We climbed up and up, higher and higher, not saying much, each of us busy with our own thoughts. Dad was thinking about his boyhood, and I was thinking about Dad. Do all kids
have to worry about their parents’ mental health? The way society is set up, parents are supposed to be the grown-up ones and look after the kids, but a lot of times it’s the other way
around. Honestly, I haven’t met very many adults in my life who I could call really grown up, but maybe that’s because I lived in California, where all my friends’ parents seemed
really immature. They were all in therapy, and always going to personal growth seminars and human potential retreats, and they’d come back with these crazy new theories and diets and vitamins
and visualizations and rituals and relationship skills that they tried to inflict on their kids in order to build their self-esteem. Being Japanese, my parents didn’t really care about
self-esteem, and they weren’t into all that psychological stuff, even if my dad’s friend was a psychology professor. He was nice enough, an old guy who got famous in the 1960s for doing
drugs and getting high and calling it research, so you have to figure he was a bit of a flake and probably pretty immature, too. Not that I’m an expert. I’m just a teenager so I’m
not supposed to know very much, but in my humble opinion, old Jiko is the only real grown-up I’ve ever met, and maybe it’s because she’s a nun, and maybe it’s because
she’s been alive on earth for a really long time. Do you have to live to be a hundred to really grow up? I should ask her this.
Hang on . . .
That’s what I just texted to her. I’ll let you know what she says when she gets back to me. It might be a while because it’s zazen time up at the temple. Zazen is the kind of
meditating they do there, which seems different from the California kind, or at least it seems different to me, but what do I know? Like I said, I’m just a kid.
Where was I? Oh, right, we were climbing up the steps to the temple. Damn, I really suck at this. Sometimes I think I must have ADD or something. Maybe I caught it in California. Everybody in
California has ADD, and they all take meds for it, and they’re constantly changing their prescriptions and tweaking their dosages.
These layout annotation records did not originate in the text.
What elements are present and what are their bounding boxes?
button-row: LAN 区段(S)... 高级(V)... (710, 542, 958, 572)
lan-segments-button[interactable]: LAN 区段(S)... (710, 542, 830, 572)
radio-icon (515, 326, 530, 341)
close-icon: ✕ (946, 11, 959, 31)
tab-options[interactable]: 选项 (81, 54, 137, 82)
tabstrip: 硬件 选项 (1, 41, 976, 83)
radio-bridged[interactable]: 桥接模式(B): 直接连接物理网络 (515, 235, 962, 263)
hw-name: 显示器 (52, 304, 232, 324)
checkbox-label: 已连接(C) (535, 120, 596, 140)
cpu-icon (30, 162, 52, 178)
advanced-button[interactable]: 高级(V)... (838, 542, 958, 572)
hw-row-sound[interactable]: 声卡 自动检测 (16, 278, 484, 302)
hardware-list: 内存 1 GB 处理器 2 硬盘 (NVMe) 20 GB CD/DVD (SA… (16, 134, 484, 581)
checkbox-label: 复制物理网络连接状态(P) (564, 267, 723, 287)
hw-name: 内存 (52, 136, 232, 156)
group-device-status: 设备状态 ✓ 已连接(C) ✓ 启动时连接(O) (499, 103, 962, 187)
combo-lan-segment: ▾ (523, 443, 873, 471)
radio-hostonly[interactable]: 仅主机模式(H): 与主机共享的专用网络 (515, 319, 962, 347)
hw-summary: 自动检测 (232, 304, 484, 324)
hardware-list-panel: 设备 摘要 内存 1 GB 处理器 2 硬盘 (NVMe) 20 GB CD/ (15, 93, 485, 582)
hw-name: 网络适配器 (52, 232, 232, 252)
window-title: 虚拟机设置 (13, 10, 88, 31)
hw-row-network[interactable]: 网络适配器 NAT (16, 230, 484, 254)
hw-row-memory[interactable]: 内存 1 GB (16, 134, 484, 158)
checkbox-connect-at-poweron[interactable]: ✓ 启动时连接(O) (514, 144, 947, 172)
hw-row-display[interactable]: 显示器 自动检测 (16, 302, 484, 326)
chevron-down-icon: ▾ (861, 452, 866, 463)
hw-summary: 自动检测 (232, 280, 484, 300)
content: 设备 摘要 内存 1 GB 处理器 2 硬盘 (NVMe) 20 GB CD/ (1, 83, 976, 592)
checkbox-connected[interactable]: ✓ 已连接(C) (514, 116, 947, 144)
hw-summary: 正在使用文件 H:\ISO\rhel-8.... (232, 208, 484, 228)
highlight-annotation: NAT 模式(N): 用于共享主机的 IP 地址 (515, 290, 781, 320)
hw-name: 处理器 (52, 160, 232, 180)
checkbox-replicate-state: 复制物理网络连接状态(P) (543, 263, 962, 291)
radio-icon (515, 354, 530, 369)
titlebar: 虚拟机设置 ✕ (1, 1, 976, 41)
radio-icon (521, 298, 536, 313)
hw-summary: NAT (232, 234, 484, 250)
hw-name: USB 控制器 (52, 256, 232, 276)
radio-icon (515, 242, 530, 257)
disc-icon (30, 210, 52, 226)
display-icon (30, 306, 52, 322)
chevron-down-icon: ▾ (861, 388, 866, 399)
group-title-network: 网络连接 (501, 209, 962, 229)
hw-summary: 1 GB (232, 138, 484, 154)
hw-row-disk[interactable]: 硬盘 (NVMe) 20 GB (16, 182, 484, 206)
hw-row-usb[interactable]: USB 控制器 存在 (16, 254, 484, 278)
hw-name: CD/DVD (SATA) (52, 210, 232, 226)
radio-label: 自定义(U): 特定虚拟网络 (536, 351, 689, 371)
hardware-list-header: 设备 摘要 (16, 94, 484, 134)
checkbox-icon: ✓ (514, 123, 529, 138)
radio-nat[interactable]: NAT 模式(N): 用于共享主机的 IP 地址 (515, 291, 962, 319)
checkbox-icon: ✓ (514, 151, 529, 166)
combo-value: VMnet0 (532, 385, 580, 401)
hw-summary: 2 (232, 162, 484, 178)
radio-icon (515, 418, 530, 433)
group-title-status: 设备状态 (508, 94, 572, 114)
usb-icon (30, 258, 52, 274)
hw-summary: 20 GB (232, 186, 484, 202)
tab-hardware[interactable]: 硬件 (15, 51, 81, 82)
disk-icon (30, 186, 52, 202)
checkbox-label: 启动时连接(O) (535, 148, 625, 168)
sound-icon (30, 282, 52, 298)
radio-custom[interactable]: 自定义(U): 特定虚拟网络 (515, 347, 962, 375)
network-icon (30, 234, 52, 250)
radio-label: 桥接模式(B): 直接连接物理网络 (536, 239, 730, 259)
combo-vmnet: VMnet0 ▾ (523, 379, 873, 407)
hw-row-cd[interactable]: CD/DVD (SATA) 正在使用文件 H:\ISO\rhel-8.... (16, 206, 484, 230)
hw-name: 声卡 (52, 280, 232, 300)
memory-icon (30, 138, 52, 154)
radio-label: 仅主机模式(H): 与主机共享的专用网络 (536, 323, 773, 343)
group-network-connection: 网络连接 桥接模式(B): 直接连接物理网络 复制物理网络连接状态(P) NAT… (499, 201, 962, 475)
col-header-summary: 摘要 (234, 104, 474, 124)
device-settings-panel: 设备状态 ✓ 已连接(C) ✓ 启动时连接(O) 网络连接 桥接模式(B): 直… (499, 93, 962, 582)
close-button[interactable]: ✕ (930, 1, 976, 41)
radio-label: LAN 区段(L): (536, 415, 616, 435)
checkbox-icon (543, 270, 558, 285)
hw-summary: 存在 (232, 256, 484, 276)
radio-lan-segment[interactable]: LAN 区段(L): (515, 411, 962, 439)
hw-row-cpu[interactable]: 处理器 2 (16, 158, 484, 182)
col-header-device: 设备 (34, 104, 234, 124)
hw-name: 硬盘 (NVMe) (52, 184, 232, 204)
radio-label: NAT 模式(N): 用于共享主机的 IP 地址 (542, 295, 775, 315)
I used to feel really out of it because I didn’t have
any meds I could talk about on account of my parents being Japanese and not knowing a whole lot about psychology, so I just kept my mouth shut. But one day at lunch someone noticed that I never
took any pills, and Kayla had to jump in and cover for me. Actually, she outed me, but in the nicest way. She gave the kid this really superior look and said, “Nao doesn’t
need
medication. She’s
Japanese
.” I know that sounds kind of harsh, but the way she said it made it sound like being Japanese was a good thing, like being healthy or something, and
the kid just shrugged his shoulders and shut up.